To view the facts fully resolved, we can run the following, I am removing much of the details here but you can see this offers enough to make most required decisions:
$ tinyhiera facts --system-facts
{
"host": {
"info": {
"hostname": "grime.local",
"uptime": 1843949,
"bootTime": 1762258234,
"procs": 711,
"os": "darwin",
"platform": "darwin",
"platformFamily": "Standalone Workstation",
"platformVersion": "26.1",
"kernelVersion": "25.1.0",
"kernelArch": "arm64"
}
},
"memory": {
"swap": { },
"virtual": { }
},
"network": {
"interfaces": [ ]
},
"partition": {
"partitions": [ ],
"usage": [ ]
}
}
Long-term view
Autonomous Agents
The goal here is to incorporate this into various other places, first we pull it into a Choria Autonomous Agents, these agents own the full lifecycle of an application:
- Deploy dependencies
- Configure the application
- Run the application
- Monitor the application
- Restart the application on failure
- Orchestrate rolling upgrades
- Present APIs for interacting with the management layer
Agents can fetch data from a Key-Value store, but it’s kind of all the same data. With Hiera integrated into the KV feature, we get:
- name: watch_tag
type: kv
interval: 10s
success_transition: regional_update
state_match: [RUN, RESTART]
properties:
bucket: NATS
key: config
hiera_config: true
Here the autonomous agent will check KV every 10 seconds for data, fully resolve it using Hiera and save the resulting data into the Autonomous Agent internal data store. If the KV data chanfes or the referenced facts change to the extent that the data change, the machine will update the stored data and fire the regional_update event.

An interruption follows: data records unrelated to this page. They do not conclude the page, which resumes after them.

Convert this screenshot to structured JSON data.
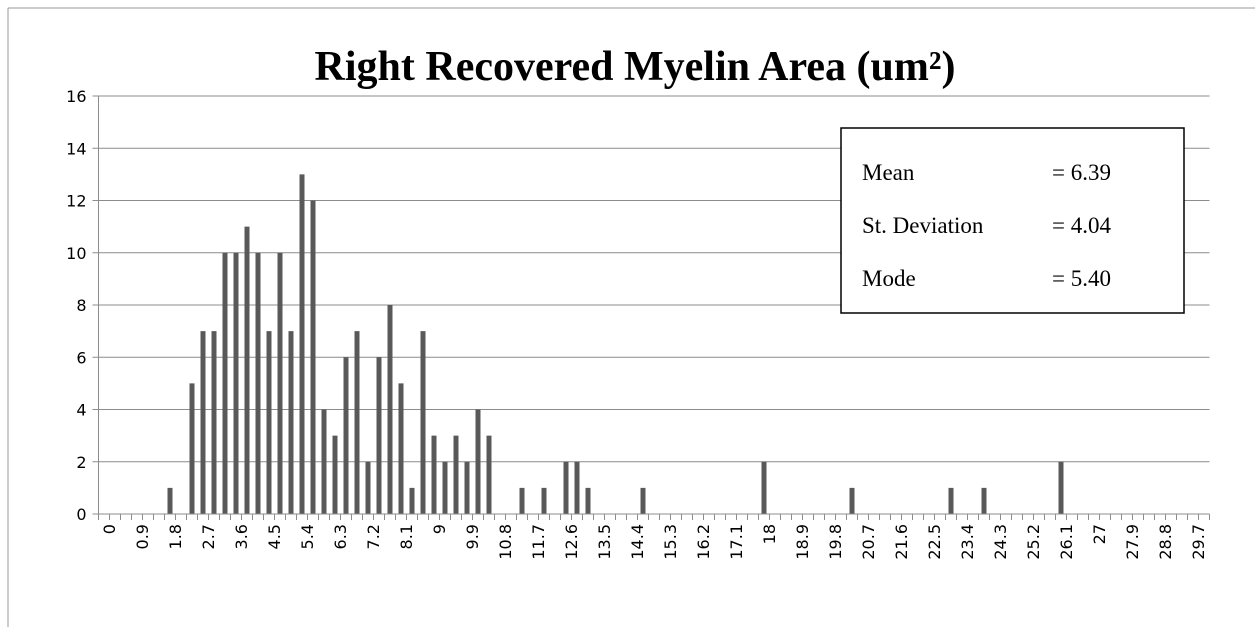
{
  "chart_data": {
    "type": "bar",
    "title": "Right Recovered Myelin Area (um²)",
    "categories": [
      "0",
      null,
      null,
      "0.9",
      null,
      null,
      "1.8",
      null,
      null,
      "2.7",
      null,
      null,
      "3.6",
      null,
      null,
      "4.5",
      null,
      null,
      "5.4",
      null,
      null,
      "6.3",
      null,
      null,
      "7.2",
      null,
      null,
      "8.1",
      null,
      null,
      "9",
      null,
      null,
      "9.9",
      null,
      null,
      "10.8",
      null,
      null,
      "11.7",
      null,
      null,
      "12.6",
      null,
      null,
      "13.5",
      null,
      null,
      "14.4",
      null,
      null,
      "15.3",
      null,
      null,
      "16.2",
      null,
      null,
      "17.1",
      null,
      null,
      "18",
      null,
      null,
      "18.9",
      null,
      null,
      "19.8",
      null,
      null,
      "20.7",
      null,
      null,
      "21.6",
      null,
      null,
      "22.5",
      null,
      null,
      "23.4",
      null,
      null,
      "24.3",
      null,
      null,
      "25.2",
      null,
      null,
      "26.1",
      null,
      null,
      "27",
      null,
      null,
      "27.9",
      null,
      null,
      "28.8",
      null,
      null,
      "29.7",
      null
    ],
    "values": [
      0,
      0,
      0,
      0,
      0,
      0,
      1,
      0,
      5,
      7,
      7,
      10,
      10,
      11,
      10,
      7,
      10,
      7,
      13,
      12,
      4,
      3,
      6,
      7,
      2,
      6,
      8,
      5,
      1,
      7,
      3,
      2,
      3,
      2,
      4,
      3,
      0,
      0,
      1,
      0,
      1,
      0,
      2,
      2,
      1,
      0,
      0,
      0,
      0,
      1,
      0,
      0,
      0,
      0,
      0,
      0,
      0,
      0,
      0,
      0,
      2,
      0,
      0,
      0,
      0,
      0,
      0,
      0,
      1,
      0,
      0,
      0,
      0,
      0,
      0,
      0,
      0,
      1,
      0,
      0,
      1,
      0,
      0,
      0,
      0,
      0,
      0,
      2,
      0,
      0,
      0,
      0,
      0,
      0,
      0,
      0,
      0,
      0,
      0,
      0,
      0
    ],
    "color": "#595959",
    "ylim": [
      0,
      16
    ],
    "yticks": [
      0,
      2,
      4,
      6,
      8,
      10,
      12,
      14,
      16
    ],
    "grid": true,
    "stats": [
      {
        "label": "Mean",
        "value": "= 6.39"
      },
      {
        "label": "St. Deviation",
        "value": "= 4.04"
      },
      {
        "label": "Mode",
        "value": "= 5.40"
      }
    ]
  }
}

This way we can create role-orientated specific data all in the same Key-Value key.
Configuration Management
I want to create a new CM system that takes the model we are used to in Puppet but brings it to scripts and reusable APIs.
The script use case would essentially be standalone commands:
$ marionette package ensure zsh --version 1.2.3
$ marionette service ensure ssh-server --enable --running
$ marionette service info httpd
This should be familiar to Puppet users, we’re basically pulling the resources and RAL into standalone commands. The commands will be fully idempotent like Puppet and support multiple Operating Systems.
For integration with other languages, you can also deal with JSON-in-JSON-out style:
# Can be driven by JSON in and returns JSON out instead
$ echo '{"name":"zsh", "version":"1.2.3"}'|marionette package apply
{
....
}
I do not want to create something huge like Puppet, but just basically enough that can enable the package-config-service trio pattern, ultimately a manifest would look like this:
cat <<EOF>manifest.yaml
data:
resources:
- package:
name: myapp
ensure: present
- service:
name: myapp
ensure: running
enabled: true
hierarchy:
merge: deep
order:
- platform:{{ lookup('host.info.platform') }}
- hostname:{{ lookup('host.info.hostname') }}
overrides:
platform:darwin
resources:
- package:
ensure: MyApp-1.2.3.dmg
EOF
$ marionette apply manifest.json --system-facts
Pull this into Autonomous Agents and you have self-contained, self-managing applications similar to Kubernetes Operators but anywhere.
Use this in scripts, simple setups, during container creation or orchestration, or even in CI pipelines.
We should even be able to compile this manifest, or a full autonomous agent, into a single, static, binary that you can just run as ./setup or ./manage and the entire lifecycle is managed with zero dependencies.
Availability and Status
You can get the command on GitHub choria-io/tinyhiera, we are pretty far along but expect some more breaking changes including a potential name change.